The flowering trees that symbolize friendship between the United States and Japan are blooming for the 99th time in Washington in the wake of one of the world's worst natural disasters.
Before the two-week National Cherry Blossom Festival opens Saturday, organizers will hold a fundraising walk and vigil Thursday evening among the trees for victims of Japan's March 11 earthquake and tsunami. An estimated 18,000 people have been killed in the disaster.
"It's important that we're taking time to reflect," said festival director Diana Mayhew. The celebration is a symbol of spring each year and now of the rebirth and rebuilding for Japan, she said.
"Our relationship with Japan is at the heart," she said.
The tradition began with a gift of trees from Japan in 1912. Then-first lady Helen Taft and the wife of Japan's ambassador planted the first two trees.

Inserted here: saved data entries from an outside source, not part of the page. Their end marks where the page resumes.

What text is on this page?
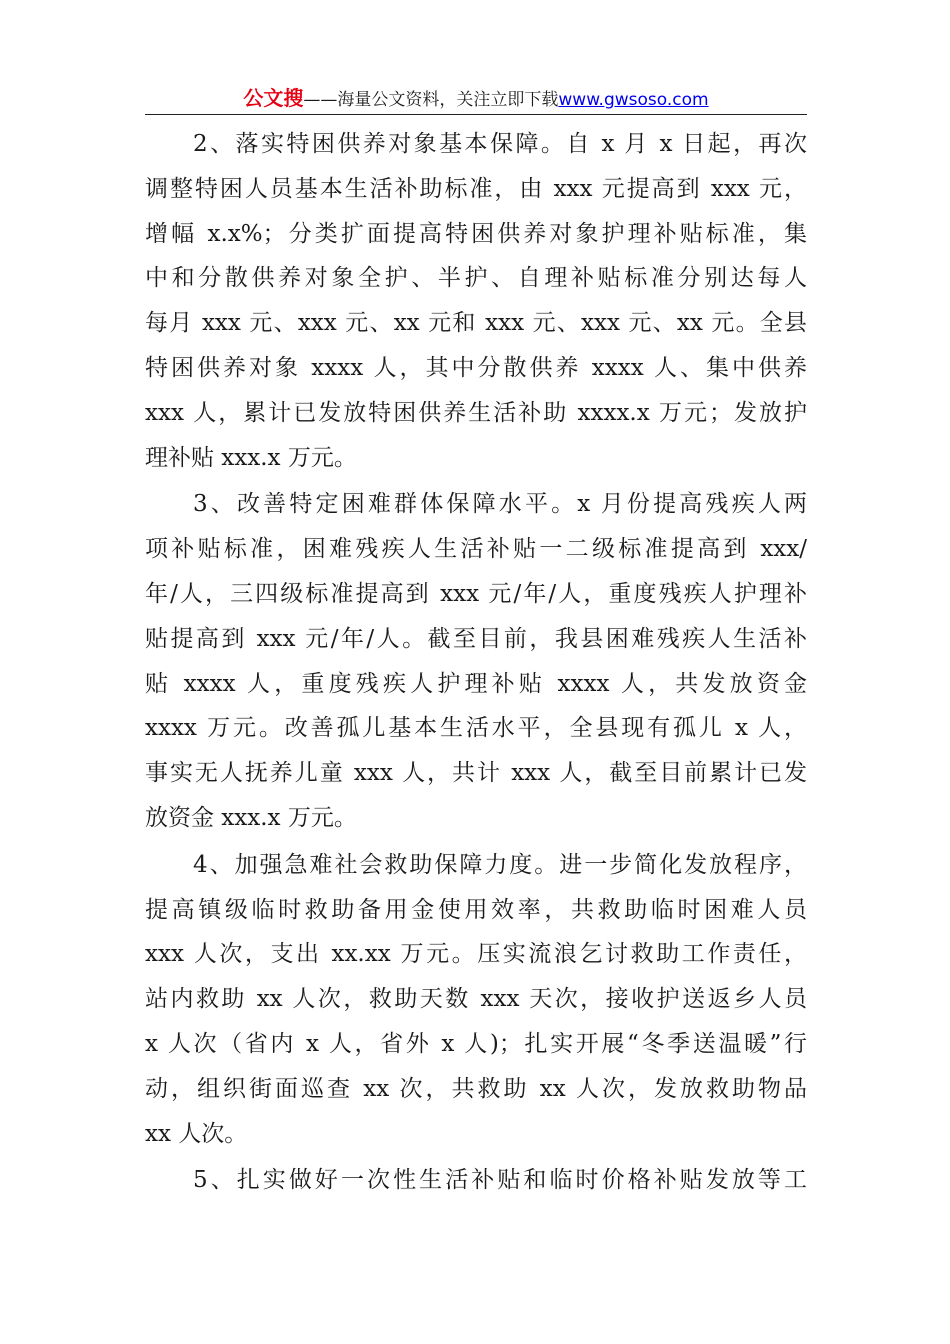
公文搜——海量公文资料，关注立即下载www.gwsoso.com
2、落实特困供养对象基本保障。自 x 月 x 日起，再次
调整特困人员基本生活补助标准，由 xxx 元提高到 xxx 元，
增幅 x.x%；分类扩面提高特困供养对象护理补贴标准，集
中和分散供养对象全护、半护、自理补贴标准分别达每人
每月 xxx 元、xxx 元、xx 元和 xxx 元、xxx 元、xx 元。全县
特困供养对象 xxxx 人，其中分散供养 xxxx 人、集中供养
xxx 人，累计已发放特困供养生活补助 xxxx.x 万元；发放护
理补贴 xxx.x 万元。
3、改善特定困难群体保障水平。x 月份提高残疾人两
项补贴标准，困难残疾人生活补贴一二级标准提高到 xxx/
年/人，三四级标准提高到 xxx 元/年/人，重度残疾人护理补
贴提高到 xxx 元/年/人。截至目前，我县困难残疾人生活补
贴 xxxx 人，重度残疾人护理补贴 xxxx 人，共发放资金
xxxx 万元。改善孤儿基本生活水平，全县现有孤儿 x 人，
事实无人抚养儿童 xxx 人，共计 xxx 人，截至目前累计已发
放资金 xxx.x 万元。
4、加强急难社会救助保障力度。进一步简化发放程序，
提高镇级临时救助备用金使用效率，共救助临时困难人员
xxx 人次，支出 xx.xx 万元。压实流浪乞讨救助工作责任，
站内救助 xx 人次，救助天数 xxx 天次，接收护送返乡人员
x 人次（省内 x 人，省外 x 人)；扎实开展“冬季送温暖”行
动，组织街面巡查 xx 次，共救助 xx 人次，发放救助物品
xx 人次。
5、扎实做好一次性生活补贴和临时价格补贴发放等工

About 100 of the original 3,000 trees are still growing, while thousands of others have been replaced or grown from the original trees' genetic line.
During World War II, the festival was suspended. Some trees were vandalized in those years, according to National Park Service records. After the war, the festival grew as Japan rebuilt and a Washington group was formed to stage the festival each year.
The festival draws about 1 million visitors and has become big business for Washington's tourism industry. Nearly half the visitors travel from out of town, according to the city's tourism bureau. A study of last year's festival shows it generated about $126 million in hotel stays and other revenue.
The Stand with Japan vigil begins at 6:30 p.m. Thursday on the Washington Monument grounds. Money raised will go to American Red Cross relief efforts. Festival sponsors Safeway and Macy's each announced $100,000 donations to the fund Wednesday.
Many of Washington's 3,000 Yoshino cherry trees that circle the Tidal Basin near the Jefferson Memorial were beginning to bloom Thursday morning. The National Park Service has predicted they'll be in peak bloom next Tuesday through Friday.
"Nothing is in full bloom yet," said Park Service spokesman Bill Line, who noted that cold overnight temperatures in recent days would preserve the flowers longer — unless any storms bring strong winds that can blow them away.